He obeyed, then watched hungrily as she shed everything, down to her skin. While she reclined on the bed, Steve rushed to shuck his own skivies and socks. They regarded one another, flushed and breathless. For once, Peggy hesitated. This wasn’t a stolen moment in the command tent or on a mission. They were hurtling towards something bigger than either of them, an act that could forever change what was between them. She’d never before allowed herself to be caught up with someone she worked with, always guarding her reputation, her professionalism. Until Steve. Was the risk worth it, even to be with him?

He raked his gaze back up to her face. “Peggy,” he breathed, an odd sort of light in his eyes as he looked into hers. “This is your call. You decide what’s next.”

She considered him further, studying him, though the apprehension had already left her. He waited patiently, an open expression on his face. Of course, this was Steve. He’d follow wherever she led, and he was loyal to a fault. If there were reasons to doubt their relationship, none originated with him. “There’s a tin in the cupboard I should fetch.” As his brow furrowed, she shrugged and got up to retrieve the condoms, teasing as she went, “Unless Barnes felt badly enough to give you some of those extra rations he mentioned.”

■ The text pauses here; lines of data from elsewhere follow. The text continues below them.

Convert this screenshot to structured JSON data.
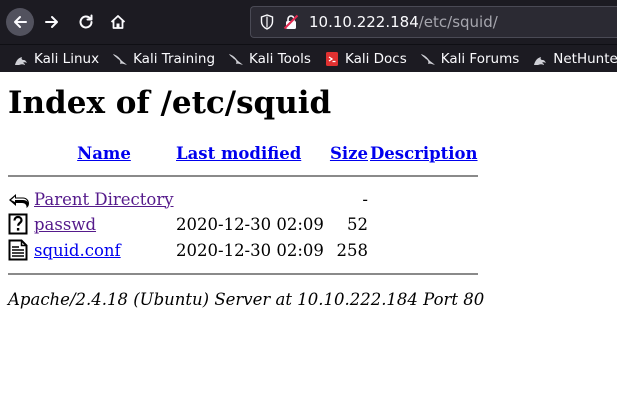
{
  "browser": {
    "url_host": "10.10.222.184",
    "url_path": "/etc/squid/",
    "bookmarks": [
      {
        "label": "Kali Linux",
        "icon": "kali-dragon-icon"
      },
      {
        "label": "Kali Training",
        "icon": "kali-dragon-icon"
      },
      {
        "label": "Kali Tools",
        "icon": "kali-dragon-icon"
      },
      {
        "label": "Kali Docs",
        "icon": "kali-docs-icon"
      },
      {
        "label": "Kali Forums",
        "icon": "kali-dragon-icon"
      },
      {
        "label": "NetHunter",
        "icon": "kali-dragon-icon"
      }
    ]
  },
  "page": {
    "title": "Index of /etc/squid",
    "columns": {
      "name": "Name",
      "last_modified": "Last modified",
      "size": "Size",
      "description": "Description"
    },
    "rows": [
      {
        "name": "Parent Directory",
        "modified": "",
        "size": "-",
        "description": "",
        "icon": "back-arrow-icon"
      },
      {
        "name": "passwd",
        "modified": "2020-12-30 02:09",
        "size": "52",
        "description": "",
        "icon": "unknown-file-icon"
      },
      {
        "name": "squid.conf",
        "modified": "2020-12-30 02:09",
        "size": "258",
        "description": "",
        "icon": "text-file-icon"
      }
    ],
    "footer": "Apache/2.4.18 (Ubuntu) Server at 10.10.222.184 Port 80"
  }
}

“What?” Steve asked, momentarily lost. “Oh, no, he was talking about chocolate.”

Peggy laughed as she rummaged, and made her way quickly back to bed. She set the tin on the nightstand and sat down, reaching out so he would join her again on her narrow mattress. 

The fevered rush that had overtaken them both had dissipated, leaving them each a little shaken in its wake. Peggy saw with clear eyes this man as he took her in his arms, sober and reverent, tracing artless patterns up her arm and across her collarbone. When she kissed him this time, he cupped her face between his palms, eyes closed, moving his mouth slowly against hers as though discovering the words to a new prayer.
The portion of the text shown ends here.